The company reached an agreement Monday with Food and Drug Administration (FDA) regulators on steps to reopen its Sturgis, Michigan plant after it was temporarily closed due to product safety concerns.
“Following FDA approval, Abbott could restart the site within two weeks; from the time of the restart, it would take six to eight weeks before the product hits the shelves,” a company statement read. .
The company added that the Centers for Disease Control and Prevention “concluded their investigation without finding a link between Abbott formulas and childhood illnesses.”
The FDA also announced that additional steps were being taken to address supply chain issues, saying it was trying to make it easier for foreign manufacturers to ship more formulas into the country.
FDA Commissioner Robert Califf said: “The FDA expects the steps and actions it is taking with infant formula manufacturers and others will mean that more and more supplies is on the way, or on store shelves, in the future.”
The infant formula shortage – which has left parents panicking with empty shelves – was triggered in part by Abbott’s February recall of several of its brands.
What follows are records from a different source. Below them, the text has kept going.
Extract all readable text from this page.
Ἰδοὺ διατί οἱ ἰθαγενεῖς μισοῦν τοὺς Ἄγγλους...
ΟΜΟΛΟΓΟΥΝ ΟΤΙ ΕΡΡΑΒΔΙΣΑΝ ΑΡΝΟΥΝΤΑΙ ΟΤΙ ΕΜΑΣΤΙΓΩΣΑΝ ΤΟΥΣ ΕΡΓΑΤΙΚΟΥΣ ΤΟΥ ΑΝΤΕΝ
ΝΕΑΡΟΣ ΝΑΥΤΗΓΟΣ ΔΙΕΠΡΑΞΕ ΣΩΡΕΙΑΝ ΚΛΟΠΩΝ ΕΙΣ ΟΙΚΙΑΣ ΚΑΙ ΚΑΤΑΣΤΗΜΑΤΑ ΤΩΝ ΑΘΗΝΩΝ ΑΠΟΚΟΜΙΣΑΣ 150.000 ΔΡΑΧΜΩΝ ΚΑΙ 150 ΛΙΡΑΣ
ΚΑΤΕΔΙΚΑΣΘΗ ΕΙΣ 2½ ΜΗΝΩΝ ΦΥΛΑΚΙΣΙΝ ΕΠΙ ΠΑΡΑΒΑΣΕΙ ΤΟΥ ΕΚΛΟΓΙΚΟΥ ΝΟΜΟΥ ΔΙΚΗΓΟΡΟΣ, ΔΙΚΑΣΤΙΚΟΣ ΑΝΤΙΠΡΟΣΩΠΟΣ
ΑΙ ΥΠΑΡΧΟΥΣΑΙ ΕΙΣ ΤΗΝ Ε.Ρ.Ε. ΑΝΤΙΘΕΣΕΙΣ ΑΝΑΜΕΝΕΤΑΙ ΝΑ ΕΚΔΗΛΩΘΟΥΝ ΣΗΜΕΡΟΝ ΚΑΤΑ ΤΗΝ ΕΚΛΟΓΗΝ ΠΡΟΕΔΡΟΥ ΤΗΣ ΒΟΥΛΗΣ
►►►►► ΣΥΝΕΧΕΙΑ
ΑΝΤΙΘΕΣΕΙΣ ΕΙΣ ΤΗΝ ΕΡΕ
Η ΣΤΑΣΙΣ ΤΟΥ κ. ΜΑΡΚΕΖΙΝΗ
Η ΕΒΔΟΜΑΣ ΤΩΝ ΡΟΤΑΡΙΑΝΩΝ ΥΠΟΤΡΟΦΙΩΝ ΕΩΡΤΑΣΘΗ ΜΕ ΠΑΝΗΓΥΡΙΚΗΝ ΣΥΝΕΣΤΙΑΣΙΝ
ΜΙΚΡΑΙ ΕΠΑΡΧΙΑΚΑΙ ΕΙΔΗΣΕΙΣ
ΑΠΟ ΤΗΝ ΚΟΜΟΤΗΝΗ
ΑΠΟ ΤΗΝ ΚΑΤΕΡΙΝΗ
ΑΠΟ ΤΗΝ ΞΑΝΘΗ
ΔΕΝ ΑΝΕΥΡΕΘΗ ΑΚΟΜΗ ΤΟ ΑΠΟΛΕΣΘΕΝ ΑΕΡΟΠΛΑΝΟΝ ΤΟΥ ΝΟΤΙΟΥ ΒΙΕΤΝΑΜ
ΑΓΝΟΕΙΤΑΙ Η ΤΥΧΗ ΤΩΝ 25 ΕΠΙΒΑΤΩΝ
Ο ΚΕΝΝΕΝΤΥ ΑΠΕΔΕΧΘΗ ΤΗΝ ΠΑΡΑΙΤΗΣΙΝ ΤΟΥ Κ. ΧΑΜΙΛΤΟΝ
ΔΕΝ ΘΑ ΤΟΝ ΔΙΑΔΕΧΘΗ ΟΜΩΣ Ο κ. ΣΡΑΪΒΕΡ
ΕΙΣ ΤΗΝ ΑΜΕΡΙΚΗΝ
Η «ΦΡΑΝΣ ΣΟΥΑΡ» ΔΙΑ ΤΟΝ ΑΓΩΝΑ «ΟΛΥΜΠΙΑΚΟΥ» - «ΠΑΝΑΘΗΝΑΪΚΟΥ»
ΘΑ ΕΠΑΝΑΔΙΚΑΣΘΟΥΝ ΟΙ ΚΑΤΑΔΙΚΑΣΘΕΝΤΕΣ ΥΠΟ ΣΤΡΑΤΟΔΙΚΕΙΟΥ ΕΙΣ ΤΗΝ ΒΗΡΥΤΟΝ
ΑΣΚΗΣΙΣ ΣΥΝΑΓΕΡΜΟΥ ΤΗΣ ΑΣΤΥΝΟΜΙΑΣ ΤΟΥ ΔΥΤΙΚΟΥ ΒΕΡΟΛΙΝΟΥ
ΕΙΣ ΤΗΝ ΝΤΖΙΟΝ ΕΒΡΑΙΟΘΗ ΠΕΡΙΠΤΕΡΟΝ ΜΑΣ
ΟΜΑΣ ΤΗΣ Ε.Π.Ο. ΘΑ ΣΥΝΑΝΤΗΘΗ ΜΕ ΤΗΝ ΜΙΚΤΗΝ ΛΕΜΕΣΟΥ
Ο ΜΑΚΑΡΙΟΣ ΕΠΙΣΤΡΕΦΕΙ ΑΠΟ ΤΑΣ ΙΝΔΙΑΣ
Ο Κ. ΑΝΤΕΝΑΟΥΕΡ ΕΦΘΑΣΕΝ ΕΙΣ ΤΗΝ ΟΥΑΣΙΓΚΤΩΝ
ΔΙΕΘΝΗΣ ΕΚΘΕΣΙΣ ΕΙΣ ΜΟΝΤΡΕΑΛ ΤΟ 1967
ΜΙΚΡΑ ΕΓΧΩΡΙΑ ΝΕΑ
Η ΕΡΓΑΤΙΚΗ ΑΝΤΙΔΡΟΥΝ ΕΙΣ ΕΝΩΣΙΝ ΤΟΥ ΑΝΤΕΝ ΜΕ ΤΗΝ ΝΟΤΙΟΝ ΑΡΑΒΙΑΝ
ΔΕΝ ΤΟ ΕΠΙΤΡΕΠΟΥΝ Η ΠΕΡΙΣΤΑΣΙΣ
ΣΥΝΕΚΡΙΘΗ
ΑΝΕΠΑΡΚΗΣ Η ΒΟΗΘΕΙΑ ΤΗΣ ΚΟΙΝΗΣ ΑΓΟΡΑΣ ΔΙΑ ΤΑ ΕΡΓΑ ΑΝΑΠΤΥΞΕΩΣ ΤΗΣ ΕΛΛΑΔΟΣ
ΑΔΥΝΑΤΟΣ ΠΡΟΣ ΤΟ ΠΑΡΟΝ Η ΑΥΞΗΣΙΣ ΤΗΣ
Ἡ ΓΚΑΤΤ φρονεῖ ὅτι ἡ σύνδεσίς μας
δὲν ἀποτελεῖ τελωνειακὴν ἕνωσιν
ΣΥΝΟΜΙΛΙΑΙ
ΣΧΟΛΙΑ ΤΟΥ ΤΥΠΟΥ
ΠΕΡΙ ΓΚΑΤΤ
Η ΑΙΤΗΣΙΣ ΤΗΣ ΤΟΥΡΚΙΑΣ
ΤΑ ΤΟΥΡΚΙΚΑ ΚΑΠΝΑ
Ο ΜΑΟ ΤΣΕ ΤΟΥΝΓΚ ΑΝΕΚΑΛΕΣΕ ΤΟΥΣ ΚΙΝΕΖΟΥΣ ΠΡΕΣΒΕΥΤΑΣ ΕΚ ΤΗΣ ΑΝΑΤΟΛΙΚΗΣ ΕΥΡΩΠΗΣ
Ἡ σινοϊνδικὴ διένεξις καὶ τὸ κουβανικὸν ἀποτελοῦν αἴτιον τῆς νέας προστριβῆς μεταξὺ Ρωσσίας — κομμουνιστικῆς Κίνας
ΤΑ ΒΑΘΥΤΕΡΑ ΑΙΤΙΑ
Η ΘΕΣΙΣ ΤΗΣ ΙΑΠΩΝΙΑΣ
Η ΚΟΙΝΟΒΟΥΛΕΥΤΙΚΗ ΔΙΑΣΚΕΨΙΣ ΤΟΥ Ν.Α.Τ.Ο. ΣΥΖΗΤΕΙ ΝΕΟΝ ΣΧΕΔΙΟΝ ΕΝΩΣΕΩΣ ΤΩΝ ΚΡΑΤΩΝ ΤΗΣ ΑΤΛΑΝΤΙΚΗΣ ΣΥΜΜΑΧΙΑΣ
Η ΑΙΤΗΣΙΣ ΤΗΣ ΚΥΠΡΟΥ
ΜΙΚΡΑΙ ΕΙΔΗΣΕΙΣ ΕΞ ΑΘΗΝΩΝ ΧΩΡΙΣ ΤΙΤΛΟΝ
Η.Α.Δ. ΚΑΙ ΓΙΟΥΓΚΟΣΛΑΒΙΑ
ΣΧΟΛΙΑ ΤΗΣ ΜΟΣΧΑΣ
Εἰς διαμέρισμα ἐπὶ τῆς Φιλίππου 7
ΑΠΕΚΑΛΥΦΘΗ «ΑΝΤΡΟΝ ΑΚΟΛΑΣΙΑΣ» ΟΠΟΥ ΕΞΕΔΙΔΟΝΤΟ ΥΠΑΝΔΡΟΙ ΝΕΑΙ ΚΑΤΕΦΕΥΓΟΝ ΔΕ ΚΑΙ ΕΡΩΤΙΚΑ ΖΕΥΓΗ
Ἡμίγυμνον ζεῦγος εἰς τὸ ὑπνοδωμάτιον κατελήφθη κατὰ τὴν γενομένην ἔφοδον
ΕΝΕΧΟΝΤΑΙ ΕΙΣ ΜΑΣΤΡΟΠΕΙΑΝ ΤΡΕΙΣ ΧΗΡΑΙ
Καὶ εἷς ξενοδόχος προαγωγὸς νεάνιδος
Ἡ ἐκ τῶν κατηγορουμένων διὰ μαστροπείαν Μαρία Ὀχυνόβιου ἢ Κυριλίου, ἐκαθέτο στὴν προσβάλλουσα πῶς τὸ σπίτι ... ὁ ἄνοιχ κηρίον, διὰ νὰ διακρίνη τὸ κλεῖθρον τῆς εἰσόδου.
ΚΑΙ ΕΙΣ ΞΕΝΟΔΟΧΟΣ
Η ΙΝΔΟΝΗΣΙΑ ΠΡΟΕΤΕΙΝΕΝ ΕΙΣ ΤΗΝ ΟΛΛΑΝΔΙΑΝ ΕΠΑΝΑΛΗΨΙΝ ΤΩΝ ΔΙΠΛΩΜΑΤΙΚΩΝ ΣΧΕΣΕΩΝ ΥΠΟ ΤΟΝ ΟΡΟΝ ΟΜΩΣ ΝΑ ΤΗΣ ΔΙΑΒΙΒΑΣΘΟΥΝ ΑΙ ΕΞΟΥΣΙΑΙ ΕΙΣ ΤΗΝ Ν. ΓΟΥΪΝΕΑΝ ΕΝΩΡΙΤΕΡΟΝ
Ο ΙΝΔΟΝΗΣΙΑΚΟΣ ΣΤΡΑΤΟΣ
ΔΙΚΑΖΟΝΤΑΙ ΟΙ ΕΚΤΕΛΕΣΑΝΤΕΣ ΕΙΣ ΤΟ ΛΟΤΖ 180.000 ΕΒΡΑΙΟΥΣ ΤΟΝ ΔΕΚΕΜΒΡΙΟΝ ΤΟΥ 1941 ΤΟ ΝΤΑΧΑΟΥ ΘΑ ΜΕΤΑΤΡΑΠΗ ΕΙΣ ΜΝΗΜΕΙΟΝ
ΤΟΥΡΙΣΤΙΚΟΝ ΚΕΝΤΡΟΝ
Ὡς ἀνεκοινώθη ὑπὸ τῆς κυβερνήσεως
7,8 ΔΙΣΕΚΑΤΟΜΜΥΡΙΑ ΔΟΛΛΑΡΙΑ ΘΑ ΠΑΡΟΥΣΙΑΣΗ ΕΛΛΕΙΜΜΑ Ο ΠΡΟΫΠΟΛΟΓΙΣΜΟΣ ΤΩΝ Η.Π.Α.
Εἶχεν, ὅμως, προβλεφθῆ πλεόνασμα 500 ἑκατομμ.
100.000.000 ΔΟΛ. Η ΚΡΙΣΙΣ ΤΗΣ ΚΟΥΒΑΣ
The move came amid an investigation sparked by fears that bacteria, which had been linked to illnesses and deaths in babies, may have been present in the products.
Formula production ceased as the company was investigated over safety concerns. The company’s voluntary recall included the brands Similac, Alimentum and EleCare, all of which were manufactured at the company’s Sturgis site.
Stores such as CVS and Walgreens then rationed their stock supply as demand grew for fewer products. Supply chain issues caused by COVID-19 disruptions exacerbated the problem, and many stores reported being completely sold out. Abbott is one of four companies that produce about 90% of infant formula in the country, with its brands accounting for nearly half of the market.
FDA inspectors carried out a six-week inspection of Abbott’s factory in Sturgis and in March released a list of issues it demanded be fixed before the factory reopened, such as sanitary standards on site.
The company pointed out that its products had not been directly linked to bacterial infections in children and that samples taken from the plant did not match bacterial strains taken from affected babies.
Abbott President and CEO Robert B. Ford said, “Our number one priority is to provide infants and families with the high-quality formulas they need, and that’s a major milestone. toward the reopening of our Sturgis facility so that we can facilitate the national shortage formula. We look forward to working with the FDA to quickly and safely reopen the facility. We know that millions of parents and caregivers depend on us and we are deeply sorry that our voluntary recall has exacerbated the nationwide formula shortage. We will work hard to regain the trust that moms, dads and caregivers have had in our formulas for over 50 years.”
Newsweek contacted Abbott and the FDA.
Desperate mothers who couldn’t breastfeed and relied on formula to feed their babies spoke to Newsweek about their “panic” trying to find scarce supplies, and their fear of what it would mean for their baby if they couldn’t get hold of any before their current supply ran out.
Parents had even turned to human milk banks as mothers moved by the plight of desperate parents struggling to obtain formula milk began donating their own surplus breast milk to feed babies. Lindsay Groff, executive director of the Human Milk Banking Association of North America, told USA Today that the demand for breast milk from her banks “has more than increased.” She added: ‘I would say it’s through the roof with people inquiring about alternatives to the formula – the phones are ringing non-stop.